Gottman identified a number of constructive communication tactics. These tactics include leveling and editing, validating, and volatile dialogue.
Leveling and Editing
Leveling involves stating our thoughts and feelings clearly, simply, and honestly—preferably while using "I" language. For example, Tyler is distressed because his partner, Emily, seldom initiates sex. Tyler might say, "I love having sex with you, and I am concerned that most of the time it seems to be my idea that we make love. I am not sure what this means." When we begin to level with our partners, we might also need to do some editing of what we say. Editing means that we do not say things that we know would be hurtful to our partners and that we limit our comments to information relevant to the issue at hand.

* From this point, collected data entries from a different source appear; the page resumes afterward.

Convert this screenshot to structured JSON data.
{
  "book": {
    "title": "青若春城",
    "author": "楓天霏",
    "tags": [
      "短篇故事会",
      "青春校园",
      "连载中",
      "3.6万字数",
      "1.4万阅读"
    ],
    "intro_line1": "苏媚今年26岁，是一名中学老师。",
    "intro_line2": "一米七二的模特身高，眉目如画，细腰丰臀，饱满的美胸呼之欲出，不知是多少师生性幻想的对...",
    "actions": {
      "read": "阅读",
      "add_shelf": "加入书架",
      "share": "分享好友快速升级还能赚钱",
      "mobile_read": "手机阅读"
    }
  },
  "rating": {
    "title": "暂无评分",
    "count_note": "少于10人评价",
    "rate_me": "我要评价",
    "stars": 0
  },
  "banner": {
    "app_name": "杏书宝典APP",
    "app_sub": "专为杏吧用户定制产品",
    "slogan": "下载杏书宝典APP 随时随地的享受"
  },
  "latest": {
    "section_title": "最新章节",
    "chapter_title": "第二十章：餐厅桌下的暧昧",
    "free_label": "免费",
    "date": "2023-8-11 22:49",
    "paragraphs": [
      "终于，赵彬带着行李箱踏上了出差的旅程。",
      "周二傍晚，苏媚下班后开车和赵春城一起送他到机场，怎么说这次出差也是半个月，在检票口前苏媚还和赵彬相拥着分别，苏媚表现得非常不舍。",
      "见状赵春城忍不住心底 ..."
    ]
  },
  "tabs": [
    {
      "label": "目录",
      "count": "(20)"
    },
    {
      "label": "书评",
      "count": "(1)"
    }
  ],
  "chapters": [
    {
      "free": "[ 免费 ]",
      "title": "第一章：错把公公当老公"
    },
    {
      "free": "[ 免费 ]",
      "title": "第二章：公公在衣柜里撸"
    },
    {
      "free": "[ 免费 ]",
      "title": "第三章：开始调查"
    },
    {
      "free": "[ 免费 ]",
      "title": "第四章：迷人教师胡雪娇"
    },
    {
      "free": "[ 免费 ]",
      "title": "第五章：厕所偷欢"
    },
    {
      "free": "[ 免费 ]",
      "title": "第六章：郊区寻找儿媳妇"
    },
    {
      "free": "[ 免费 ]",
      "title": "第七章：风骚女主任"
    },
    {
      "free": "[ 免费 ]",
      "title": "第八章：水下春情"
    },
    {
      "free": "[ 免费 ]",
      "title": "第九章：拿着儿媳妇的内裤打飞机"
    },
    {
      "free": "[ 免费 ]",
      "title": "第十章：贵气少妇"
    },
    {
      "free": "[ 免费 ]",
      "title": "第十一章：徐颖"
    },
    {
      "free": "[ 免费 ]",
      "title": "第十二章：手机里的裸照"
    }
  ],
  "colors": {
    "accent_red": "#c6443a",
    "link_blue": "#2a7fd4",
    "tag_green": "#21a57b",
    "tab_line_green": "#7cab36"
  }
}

Even though Tyler might feel anger toward Emily, it would be counterproductive for him to say, "Your seeming indifference to having sex with me ticks me off and makes me wonder what your problem is." It would also be unhelpful to add comments irrelevant to the issues, such as "And I get real tired having to be the one who does all the shopping and making all the decisions about what we are going to eat."
Validating
Validating involves telling our partners that, given their point of view, we can understand why they think or feel the way they do. Validating a partner’s viewpoint does not mean that we invalidate our own position regarding the issue at hand. Rather, we are simply facilitating constructive dialogue by acknowledging the reasonableness of our partner’s concern. For example, Emily might respond to Tyler by saying, "I really enjoy our lovemaking, and I can see why you might think differently since I usually let you take the lead."